With the benefit of hindsight, it looks as if theatre director Blanche McIntyre, the golden girl of the theatre world who is about to bring The Oresteia to Manchester’s HOME, might have been destined for her current job.
“My parents used to take me to the theatre, ballet and concerts all the time, from when I was about six or seven,” she recalls. “I didn’t always get it but I found it fascinating. I also spent most of my time in primary school trying to put on and be in plays, but I didn’t really make the distinction between playing in the playground and playing in a drama lesson. Now, I think there may have been some value in that.”
The best bit of advice she ever received, she reckons, was “when I was still a child, my mum said make your hobby your job. All jobs have tough times and you’ll be doing it into old age, so find what you love and do that, then you’ll always get something out of it.”
Although McIntyre’s first paid directing job was only three years ago, the 34-year-old has had her card marked as a talent to watch for a while.
By 2012, she had already won the Critics’ Circle award for most promising newcomer, and she’s worked with such highly regarded outfits as Headlong, Out Of Joint and English Touring Theatre, as well as Manchester’s Royal Exchange (on Pinter’s The Birthday Party) and at Shakespeare’s Globe. When Walter Meierjohann was just about to start as artistic director: theatre at HOME, hers was one of the first names to come up as someone he thought they should be working with.
“I’ve followed Blanche’s work over the last few years and been very impressed by her in-depth work with actors and her sense of invention,” he told me back then.
But Meierjohann was a bit taken aback, he admits, when McIntyre’s first production suggestion was The Oresteia, often referred to as the Mount Everest of theatre productions by virtue of its sheer scale and several thousand years of history. Still, he bravely gave it his blessing and this, it should be noted, was quite some time before the two, highly praised recent productions in London. Now North West audiences are about to see the fruits of his faith.
Talking to McIntyre, particularly as she’s taking a break from the intensive rehearsals for this ambitious production, can sometimes feels a little like trying to stand upright in a fast-flowing river. Her enthusiasm, energy and ideas are refreshing and invigorating, but you have to watch your step, as she’s also listening carefully to everything you ask her as well as paying surprisingly keen attention to the conversational asides.
“It’s the fountainhead of Western drama and so people look at it with awe and respect, but also with terror. For me that’s a very good reason to tackle it,” says McIntyre when I ask her what precisely made her want to direct The Oresteia at this stage in her career.
“You’re right, of course, it is like the old question, why do you climb Everest? Because it’s there. Why stage The Oresteia? Because it’s huge and it’s the first, the opening of Western theatre. So of course you want to touch in with it regularly. Every piece of theatre I do feels more difficult than the one before. I don’t think you should ever take on something where you think, ‘oh, this one will be easy’. Then you risk doing a boring job.”

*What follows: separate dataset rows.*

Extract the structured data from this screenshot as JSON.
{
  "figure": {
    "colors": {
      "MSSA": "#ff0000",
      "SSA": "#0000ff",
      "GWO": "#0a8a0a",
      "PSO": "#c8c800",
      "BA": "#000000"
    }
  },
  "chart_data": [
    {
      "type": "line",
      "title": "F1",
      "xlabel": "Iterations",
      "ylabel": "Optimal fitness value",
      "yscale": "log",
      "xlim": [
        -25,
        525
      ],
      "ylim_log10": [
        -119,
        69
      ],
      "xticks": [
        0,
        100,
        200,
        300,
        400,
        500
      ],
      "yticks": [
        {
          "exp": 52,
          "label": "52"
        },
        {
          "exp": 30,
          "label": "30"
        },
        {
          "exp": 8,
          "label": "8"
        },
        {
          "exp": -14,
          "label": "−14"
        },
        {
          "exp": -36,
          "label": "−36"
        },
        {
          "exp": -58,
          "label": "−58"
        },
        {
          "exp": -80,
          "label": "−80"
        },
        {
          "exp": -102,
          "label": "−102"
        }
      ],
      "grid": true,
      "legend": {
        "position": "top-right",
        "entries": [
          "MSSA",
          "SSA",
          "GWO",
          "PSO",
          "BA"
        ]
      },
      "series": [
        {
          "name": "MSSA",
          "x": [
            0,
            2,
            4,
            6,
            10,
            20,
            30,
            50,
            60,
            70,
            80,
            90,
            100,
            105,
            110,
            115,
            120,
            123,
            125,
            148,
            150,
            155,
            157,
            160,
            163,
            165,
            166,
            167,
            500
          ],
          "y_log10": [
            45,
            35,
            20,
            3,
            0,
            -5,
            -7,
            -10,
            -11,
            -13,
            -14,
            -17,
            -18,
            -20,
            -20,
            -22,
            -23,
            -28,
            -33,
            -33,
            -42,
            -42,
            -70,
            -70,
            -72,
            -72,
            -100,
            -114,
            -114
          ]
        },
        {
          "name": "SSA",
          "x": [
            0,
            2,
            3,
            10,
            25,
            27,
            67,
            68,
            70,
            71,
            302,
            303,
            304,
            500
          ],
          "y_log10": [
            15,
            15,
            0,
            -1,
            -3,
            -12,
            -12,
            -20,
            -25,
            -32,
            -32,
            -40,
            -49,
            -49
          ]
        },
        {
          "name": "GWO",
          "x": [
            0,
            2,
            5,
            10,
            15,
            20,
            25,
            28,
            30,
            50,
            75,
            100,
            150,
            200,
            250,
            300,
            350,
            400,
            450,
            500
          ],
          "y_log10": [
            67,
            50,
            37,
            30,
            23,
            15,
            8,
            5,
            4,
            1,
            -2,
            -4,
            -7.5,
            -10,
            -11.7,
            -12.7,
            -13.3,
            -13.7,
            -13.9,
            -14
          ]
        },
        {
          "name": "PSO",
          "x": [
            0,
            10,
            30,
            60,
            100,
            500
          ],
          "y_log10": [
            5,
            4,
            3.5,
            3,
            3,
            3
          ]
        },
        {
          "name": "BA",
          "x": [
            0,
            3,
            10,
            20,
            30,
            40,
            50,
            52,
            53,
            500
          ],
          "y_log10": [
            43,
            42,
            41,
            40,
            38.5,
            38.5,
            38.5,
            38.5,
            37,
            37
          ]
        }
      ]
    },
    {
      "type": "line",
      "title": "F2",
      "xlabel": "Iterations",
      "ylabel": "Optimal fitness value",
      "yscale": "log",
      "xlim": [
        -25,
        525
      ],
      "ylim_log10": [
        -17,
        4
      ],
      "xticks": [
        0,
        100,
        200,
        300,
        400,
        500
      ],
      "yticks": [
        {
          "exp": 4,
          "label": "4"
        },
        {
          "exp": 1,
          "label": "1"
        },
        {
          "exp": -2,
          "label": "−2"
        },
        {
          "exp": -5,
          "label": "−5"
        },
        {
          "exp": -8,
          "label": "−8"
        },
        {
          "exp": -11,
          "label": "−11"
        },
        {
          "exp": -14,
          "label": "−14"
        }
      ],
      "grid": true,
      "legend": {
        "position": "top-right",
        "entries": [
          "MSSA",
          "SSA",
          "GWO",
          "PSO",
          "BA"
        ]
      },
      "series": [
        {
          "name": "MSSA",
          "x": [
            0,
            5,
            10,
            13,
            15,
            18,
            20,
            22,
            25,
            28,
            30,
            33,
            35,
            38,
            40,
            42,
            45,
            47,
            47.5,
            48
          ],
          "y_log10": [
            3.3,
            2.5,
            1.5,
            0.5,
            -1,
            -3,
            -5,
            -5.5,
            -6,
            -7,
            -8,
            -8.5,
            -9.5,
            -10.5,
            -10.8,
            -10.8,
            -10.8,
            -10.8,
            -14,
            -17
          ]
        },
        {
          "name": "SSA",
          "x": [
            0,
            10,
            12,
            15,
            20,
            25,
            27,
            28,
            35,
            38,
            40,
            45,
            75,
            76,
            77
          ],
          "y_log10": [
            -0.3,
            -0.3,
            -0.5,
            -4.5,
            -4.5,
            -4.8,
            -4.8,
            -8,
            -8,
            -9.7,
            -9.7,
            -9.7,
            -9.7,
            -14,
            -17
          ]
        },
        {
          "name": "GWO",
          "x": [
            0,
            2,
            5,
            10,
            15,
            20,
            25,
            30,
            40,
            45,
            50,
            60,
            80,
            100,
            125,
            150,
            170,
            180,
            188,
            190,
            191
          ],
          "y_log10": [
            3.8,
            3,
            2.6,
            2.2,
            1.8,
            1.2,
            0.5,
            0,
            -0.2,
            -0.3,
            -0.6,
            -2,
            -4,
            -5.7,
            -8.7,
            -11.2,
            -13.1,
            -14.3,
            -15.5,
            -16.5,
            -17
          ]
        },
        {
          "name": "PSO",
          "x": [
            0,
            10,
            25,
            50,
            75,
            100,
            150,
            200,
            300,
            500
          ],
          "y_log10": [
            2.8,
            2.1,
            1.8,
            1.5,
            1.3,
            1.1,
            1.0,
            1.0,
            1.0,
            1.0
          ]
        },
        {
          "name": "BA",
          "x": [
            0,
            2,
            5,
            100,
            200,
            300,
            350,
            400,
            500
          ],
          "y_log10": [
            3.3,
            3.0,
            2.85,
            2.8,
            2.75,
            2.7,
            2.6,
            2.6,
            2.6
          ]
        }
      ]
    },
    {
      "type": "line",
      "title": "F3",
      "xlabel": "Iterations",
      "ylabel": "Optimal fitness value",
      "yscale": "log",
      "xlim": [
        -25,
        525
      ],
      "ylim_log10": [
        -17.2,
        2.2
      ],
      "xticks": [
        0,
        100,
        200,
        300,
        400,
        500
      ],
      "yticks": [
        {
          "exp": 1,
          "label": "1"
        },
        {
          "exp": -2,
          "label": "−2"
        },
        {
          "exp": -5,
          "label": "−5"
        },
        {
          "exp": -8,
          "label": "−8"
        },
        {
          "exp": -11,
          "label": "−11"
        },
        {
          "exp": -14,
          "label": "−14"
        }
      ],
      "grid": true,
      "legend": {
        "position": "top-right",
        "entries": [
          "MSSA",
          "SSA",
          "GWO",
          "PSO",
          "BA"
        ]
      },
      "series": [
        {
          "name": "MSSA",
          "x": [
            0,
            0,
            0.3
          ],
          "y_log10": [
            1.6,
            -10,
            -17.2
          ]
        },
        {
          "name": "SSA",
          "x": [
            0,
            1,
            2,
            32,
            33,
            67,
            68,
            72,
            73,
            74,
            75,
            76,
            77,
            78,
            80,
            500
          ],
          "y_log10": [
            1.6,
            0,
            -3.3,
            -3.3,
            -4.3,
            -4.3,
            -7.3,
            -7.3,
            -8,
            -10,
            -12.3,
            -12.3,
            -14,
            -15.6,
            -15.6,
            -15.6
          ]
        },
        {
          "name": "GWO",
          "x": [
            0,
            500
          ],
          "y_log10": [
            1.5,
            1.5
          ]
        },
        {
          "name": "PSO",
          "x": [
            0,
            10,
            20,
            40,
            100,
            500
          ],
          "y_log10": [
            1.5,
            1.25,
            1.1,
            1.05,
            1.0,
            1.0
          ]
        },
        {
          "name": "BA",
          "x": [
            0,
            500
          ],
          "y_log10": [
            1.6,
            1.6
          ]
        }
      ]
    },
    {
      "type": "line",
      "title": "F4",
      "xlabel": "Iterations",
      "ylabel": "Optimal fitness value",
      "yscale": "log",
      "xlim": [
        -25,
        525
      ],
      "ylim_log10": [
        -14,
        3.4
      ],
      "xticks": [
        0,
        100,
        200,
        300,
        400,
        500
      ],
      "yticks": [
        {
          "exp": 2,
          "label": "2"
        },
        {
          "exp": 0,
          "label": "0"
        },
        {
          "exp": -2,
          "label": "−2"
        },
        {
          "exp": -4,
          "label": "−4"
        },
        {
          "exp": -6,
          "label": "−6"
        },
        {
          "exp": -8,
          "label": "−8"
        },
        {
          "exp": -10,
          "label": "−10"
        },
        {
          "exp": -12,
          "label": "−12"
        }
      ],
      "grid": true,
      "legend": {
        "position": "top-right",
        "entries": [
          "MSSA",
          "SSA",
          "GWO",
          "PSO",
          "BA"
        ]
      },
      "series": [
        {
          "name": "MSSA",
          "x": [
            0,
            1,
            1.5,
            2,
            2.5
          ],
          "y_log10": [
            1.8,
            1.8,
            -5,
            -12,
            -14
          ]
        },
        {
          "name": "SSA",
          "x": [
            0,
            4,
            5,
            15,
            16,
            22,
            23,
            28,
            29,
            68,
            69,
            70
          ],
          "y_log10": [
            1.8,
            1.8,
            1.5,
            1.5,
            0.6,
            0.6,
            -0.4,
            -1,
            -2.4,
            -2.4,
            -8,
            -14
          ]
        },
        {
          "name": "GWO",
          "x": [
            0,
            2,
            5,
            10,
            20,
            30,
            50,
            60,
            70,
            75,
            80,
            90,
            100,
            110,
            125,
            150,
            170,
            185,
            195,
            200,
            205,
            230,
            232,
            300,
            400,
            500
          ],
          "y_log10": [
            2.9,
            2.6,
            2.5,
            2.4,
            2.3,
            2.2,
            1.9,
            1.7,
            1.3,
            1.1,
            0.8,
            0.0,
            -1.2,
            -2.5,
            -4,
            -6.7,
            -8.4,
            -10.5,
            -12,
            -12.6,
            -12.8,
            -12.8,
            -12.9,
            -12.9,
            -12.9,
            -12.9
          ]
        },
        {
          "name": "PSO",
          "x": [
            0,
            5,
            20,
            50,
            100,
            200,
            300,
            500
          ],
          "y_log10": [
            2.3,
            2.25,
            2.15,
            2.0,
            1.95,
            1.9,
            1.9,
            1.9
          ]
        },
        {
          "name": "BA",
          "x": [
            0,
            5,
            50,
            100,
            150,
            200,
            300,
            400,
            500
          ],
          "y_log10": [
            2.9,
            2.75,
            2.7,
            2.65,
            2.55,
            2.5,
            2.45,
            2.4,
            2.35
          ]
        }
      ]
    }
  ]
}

“The Oresteia,” she enthuses, “marked the beginning of drama as we know it and has themes running through it which have formed the bedrock of so much drama during the past 2,500 years. A family locked in a cycle of bloodshed, the legacy of a brutal war, the first-ever court case, the invention of justice, the clashing principles of kingship and the good of the people…they’re all there in The Oresteia.”
Her production is based on Ted Hughes’s translation and condenses Aeschylus’s epic trilogy into one play, with a running time of 100 minutes. McIntyre has a double first in Classics from Oxford to her name so she brings a real depth of knowledge to the production which utterly belies any hint of dumbing it down for a contemporary audience.
“It has so much to say about life as it’s currently lived,” she insists of the 2,500-year-old play. “Every time over the last few years when I’ve talked to people in theatres about what they might want to stage, everyone says they want to go back to the Greeks. If you do want to do the Greeks, I think you should go all out and, because The Oresteia is the big one, I suppose people have thought, let’s go for that one.
“Although I feel as if I have to remind everyone that we were actually the first ones to programme it.
“Over the last couple of years, it feels as though theatres in general have been feeling the need for something uncompromising, tough, extreme and emotional. When you look at some of the video recordings of the refugees who’ve come over from Syria, the emotions that they’re showing are identical to the Greek tragedies.”
She adds: “It’s only when the suffering of the injured parties are acknowledged and respected and some kind of recompense is made that it’s possible to go forward. The story has parallels both in conflicts across the globe and in truth and reconciliation commissions. It’s not that we feel less now, it’s just that we don’t regularly have a way of processing that in the theatre. But Greek tragedy is a way of doing that, so in the face of huge events it seems to be something people turn to.
“The difficulty with Greek tragedies is that audiences now think about theatre in a very different way to the way that Greek audiences did. So for a Greek audience a full day festival of theatre as a way of questioning the way that they collectively looked at the world was their sacred duty and something that they approached rather like Prime Minster’s Questions crossed with a religious observance. So they would go in expecting to tackle these issues over an enormous period of time, whereas I certainly don’t expect our audiences will be coming with that expectation. So some of the things I’ve done with the play are attempts to put the audience back into that mind-set. But I’ve condensed it to make it more intense and to make the action flow more smoothly.”
Not only has McIntyre retained the chorus – a concept that’s often considered just the wrong side of hilarious these days – she’s actually using a 50-strong community chorus.
“Oh that idea of the chorus has been in disrepute, I know, for years,” she laughingly acknowledges. “But in a perverse way that’s why I think it’s so important to honour it.
“The thing for me is always the strange bits of the play that make it not just your average two people sitting on a sofa muttering about life. The bits that stick out and snag your attention, what Jonathan Miller calls the knucklebones, those are the bits that are probably closest to human experience as it is, because human experience is rough and absurd. They are the important things about the play, the things that make it different.
“The Oresteia is a great civic drama. It is about movement from government by family to the will of the people, and about the movement of humans from primeval darkness into light. It feels right to be doing this in Manchester, a great city with a long, noble, and continuing history of agitation for the greater good.
“This is why it is important for the production to centre around the voice of the citizens of Manchester. The people are the central driving force of each play, and our chorus form a key element of the production.”